The field of the invention relates generally to the aiding of domain experts to analyze data using data mining tasks, and more specifically, to methods and systems for template driven data mining task editing.
Domain experts often have in-depth knowledge about the data and the problem domain, but not about the data mining tools that they utilize. As such, it is a challenge for these domain experts to define exactly where data comes from, how the data can be extracted, what the best parameter settings are in order to use the data mining tool efficiently, how to specify a constraint in the tool's language, and how the discovered results should be processed.
Current data mining approaches require analysts to define data mining tasks from scratch. A simple copy-and-paste-and-modify approach may help reduce the task creation time, but the analysts are still required to understand the full specification of the task at hand. Often, the analysts have to repeatedly build the same, or a similar, specification for data sources and for result handling, as well as for some data/domain specific parameters.

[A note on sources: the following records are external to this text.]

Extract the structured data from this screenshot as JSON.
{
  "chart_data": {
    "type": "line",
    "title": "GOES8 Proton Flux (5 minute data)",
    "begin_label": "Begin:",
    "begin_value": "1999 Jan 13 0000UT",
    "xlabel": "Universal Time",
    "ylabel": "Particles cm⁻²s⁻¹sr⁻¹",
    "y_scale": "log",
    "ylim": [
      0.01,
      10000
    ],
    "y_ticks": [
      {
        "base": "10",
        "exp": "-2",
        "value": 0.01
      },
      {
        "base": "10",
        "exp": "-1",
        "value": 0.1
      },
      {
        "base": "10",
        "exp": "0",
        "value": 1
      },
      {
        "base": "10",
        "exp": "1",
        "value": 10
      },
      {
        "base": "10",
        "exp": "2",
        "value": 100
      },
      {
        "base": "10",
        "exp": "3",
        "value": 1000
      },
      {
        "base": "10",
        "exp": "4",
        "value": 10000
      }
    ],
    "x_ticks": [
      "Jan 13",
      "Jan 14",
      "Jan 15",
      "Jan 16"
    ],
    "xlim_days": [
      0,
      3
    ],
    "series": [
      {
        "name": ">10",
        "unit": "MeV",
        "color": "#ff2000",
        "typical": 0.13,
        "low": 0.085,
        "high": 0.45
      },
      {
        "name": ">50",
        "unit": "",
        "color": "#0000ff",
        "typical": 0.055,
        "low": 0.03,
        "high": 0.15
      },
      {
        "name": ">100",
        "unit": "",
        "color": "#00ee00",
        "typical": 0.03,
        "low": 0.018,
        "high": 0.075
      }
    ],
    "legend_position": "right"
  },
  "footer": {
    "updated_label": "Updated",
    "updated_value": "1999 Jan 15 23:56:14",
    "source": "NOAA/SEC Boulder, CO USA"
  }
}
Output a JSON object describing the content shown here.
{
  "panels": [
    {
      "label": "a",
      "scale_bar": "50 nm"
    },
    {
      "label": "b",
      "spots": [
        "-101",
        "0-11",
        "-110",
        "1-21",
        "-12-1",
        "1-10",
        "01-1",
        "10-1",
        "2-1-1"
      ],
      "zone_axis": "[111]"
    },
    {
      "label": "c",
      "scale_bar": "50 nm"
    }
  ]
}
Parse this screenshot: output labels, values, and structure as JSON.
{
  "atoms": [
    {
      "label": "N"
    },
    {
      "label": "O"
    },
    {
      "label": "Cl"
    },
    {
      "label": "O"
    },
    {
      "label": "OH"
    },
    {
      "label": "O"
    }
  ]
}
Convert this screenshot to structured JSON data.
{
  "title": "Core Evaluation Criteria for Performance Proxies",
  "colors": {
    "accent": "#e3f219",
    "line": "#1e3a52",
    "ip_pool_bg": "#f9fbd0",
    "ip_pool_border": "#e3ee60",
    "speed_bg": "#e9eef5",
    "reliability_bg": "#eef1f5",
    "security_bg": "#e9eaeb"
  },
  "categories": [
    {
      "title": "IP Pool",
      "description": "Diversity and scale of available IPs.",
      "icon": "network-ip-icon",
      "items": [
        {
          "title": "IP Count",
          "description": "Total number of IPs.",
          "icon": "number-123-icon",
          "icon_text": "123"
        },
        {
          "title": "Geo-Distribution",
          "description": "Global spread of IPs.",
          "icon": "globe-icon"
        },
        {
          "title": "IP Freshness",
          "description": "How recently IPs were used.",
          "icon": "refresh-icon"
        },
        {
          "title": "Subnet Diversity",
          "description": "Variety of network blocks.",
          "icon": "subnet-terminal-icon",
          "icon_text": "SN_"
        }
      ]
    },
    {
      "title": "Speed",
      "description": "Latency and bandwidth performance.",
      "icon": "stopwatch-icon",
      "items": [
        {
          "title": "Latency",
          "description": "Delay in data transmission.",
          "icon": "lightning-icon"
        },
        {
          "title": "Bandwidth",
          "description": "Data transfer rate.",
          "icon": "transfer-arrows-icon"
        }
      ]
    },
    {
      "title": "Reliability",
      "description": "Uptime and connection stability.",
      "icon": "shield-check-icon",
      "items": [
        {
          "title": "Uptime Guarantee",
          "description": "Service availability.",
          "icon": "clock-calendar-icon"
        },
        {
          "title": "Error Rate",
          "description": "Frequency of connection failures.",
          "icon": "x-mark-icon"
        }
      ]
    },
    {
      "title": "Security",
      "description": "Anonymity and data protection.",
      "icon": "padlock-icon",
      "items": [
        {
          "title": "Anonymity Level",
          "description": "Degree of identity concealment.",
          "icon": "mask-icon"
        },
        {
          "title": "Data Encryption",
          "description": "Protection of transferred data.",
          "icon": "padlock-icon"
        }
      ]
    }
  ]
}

As mentioned above, data mining tasks often require many different parameters to specify where data comes from, how data items are related, what constraints are used in the mining process, what types of domain knowledge are relevant, whether the user has special interest in some particular aspects, and how the discovered results are processed. Even though advanced data mining algorithms may be able to “self-tune” some controlling parameters, analyst entry of parameters (such as data source and result processing) is still necessary. In addition, controlling parameters might be tuned to different values for different application domains and a universal set of parameters that suit all purposes, all the time, does not exist.
For example, within a constraint-based mining of activity patterns (CMAP) system, tasks are created using, for example, an Eclipse based tool. This task creation process may involve an extensive knowledge about where data comes from, how each data item (table or predicate) is defined and interpreted, how data items can be used in the patterns, any domain knowledge, user interests or other constraints, and eventually, how discovered patterns are measured and processed. In this process, much of this information cannot be automatically deduced by the tool.
In summary, analysts may need to run data mining tasks on the same or similar data sets many times with slightly different parameter settings. Disadvantages and limitations of the existing solutions include that extensive and comprehensive knowledge of the data mining tool to accomplish the task is required and that users have to repeatedly specify parameters to run similar (or even the same) portion of mining tasks.